I’m not sure where that intuition comes from but I do think I endorse it with moderate confidence.
Basically I think for minimal circuit reasons that if “useful narrowly” emerges in GPT-N, then “useful in that same domain but capable of intentionally doing a treacherous turn” emerges later. My intuition is that this won’t be until GPT-(N+3) or more, so if you are able to get past unintentional turns like “the next commenter gives bad advice” traps, this alignment work is very safe, and important to do as fast as possible (because attempting it later is dangerous!)
In a world where GPT-(N+1) can do a treacherous turn, this is very dangerous, because you might accidentally forget to check if GPT-(N-1) can do it, and get the treacherous turn.
My guess is that you would agree that “minimal circuit that gives good advice” is smaller than “circuit that gives good advice but will later betray you”, and therefore there exist two model sizes where one is dangerous and one is safe but useful.

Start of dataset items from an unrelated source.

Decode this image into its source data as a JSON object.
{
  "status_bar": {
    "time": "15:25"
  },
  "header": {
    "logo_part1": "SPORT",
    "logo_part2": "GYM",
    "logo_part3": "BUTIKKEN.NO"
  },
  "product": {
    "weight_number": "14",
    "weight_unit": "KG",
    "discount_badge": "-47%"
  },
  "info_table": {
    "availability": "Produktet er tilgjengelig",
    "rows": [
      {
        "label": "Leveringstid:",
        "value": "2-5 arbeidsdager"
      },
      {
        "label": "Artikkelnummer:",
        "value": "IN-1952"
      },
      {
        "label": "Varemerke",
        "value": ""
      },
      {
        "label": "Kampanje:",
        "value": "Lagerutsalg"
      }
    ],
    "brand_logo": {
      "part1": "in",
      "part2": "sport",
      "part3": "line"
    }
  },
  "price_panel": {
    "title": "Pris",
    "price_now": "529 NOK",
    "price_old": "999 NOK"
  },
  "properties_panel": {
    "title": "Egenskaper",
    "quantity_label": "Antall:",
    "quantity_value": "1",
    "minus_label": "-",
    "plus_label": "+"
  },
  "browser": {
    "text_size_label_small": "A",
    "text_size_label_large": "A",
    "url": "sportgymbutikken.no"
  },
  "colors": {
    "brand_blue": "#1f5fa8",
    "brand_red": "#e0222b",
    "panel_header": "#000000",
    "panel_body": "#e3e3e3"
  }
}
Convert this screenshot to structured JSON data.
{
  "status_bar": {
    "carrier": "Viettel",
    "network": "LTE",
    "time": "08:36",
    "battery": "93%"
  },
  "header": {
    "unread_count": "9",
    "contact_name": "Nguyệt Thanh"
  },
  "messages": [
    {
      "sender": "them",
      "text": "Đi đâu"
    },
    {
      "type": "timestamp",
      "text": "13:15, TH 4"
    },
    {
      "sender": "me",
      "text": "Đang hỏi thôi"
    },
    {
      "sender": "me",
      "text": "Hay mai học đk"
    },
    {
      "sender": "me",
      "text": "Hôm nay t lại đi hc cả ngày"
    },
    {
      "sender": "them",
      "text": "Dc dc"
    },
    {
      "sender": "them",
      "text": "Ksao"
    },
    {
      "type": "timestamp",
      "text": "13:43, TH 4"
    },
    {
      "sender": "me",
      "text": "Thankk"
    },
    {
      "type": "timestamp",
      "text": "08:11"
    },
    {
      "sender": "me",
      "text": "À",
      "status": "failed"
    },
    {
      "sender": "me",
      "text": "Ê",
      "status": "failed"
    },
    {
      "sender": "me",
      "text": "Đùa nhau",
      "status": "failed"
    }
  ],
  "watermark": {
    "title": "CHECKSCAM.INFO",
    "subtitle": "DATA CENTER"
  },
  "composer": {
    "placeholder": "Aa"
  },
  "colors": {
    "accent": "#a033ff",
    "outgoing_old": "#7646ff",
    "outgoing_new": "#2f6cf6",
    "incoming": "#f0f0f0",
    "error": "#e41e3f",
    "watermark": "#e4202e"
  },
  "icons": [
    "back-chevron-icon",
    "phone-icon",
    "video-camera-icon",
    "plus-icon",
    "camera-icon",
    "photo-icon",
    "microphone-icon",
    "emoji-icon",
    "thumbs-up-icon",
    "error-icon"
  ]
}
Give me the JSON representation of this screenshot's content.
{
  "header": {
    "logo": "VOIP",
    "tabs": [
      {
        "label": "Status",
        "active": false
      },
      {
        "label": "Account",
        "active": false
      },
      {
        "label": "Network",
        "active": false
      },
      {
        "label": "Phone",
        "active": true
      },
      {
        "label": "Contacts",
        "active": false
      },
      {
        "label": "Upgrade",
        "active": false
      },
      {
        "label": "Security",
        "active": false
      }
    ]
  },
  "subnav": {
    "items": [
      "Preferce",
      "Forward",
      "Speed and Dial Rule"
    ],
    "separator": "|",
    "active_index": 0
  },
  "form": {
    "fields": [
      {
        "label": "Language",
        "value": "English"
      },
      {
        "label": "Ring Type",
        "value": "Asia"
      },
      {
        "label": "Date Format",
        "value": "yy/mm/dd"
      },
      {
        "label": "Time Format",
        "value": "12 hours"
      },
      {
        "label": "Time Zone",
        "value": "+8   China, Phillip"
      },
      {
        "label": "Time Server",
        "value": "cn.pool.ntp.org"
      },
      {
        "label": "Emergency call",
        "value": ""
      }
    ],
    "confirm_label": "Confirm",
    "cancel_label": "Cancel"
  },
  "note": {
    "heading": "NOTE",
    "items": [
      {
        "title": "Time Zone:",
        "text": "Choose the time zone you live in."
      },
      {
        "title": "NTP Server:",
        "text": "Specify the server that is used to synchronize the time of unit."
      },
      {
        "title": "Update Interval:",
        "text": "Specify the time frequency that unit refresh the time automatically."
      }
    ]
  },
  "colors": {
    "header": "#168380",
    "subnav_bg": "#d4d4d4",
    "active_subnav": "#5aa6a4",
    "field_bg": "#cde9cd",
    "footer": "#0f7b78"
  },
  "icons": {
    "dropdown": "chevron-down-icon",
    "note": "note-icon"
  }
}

I know I saw posts on this a while back, so there may be relevant math about what that gap might be, or it might be unproven but with some heuristics of what the best result probably is.
My intuition is that combining narrow models is multiplicative, so that adding a social manipulation model will always add an order of magnitude of complexity. My guess is that you don’t share this intuition. You may think of model combination as additive, in which case any model bigger than a model that can betray you is very dangerous, or you might think the minimal circuit for betrayal is not very large, or you might think that GPT-2-nice would be able to give good advice in many ways so GPT-3 is already big enough to contain good advice plus betrayal in many ways.
In particular if combining models is multiplicative in complexity, a model could easily learn two different skills at the same time, while being many orders of magnitude away from being able to use those skills together.
My guess is that you would agree that “minimal circuit that gives good advice” is smaller than “circuit that gives good advice but will later betray you”, and therefore there exist two model sizes where one is dangerous and one is safe but useful. I know I saw posts on this a while back, so there may be relevant math about what that gap might be, or it might be unproven but with some heuristics of what the best result probably is.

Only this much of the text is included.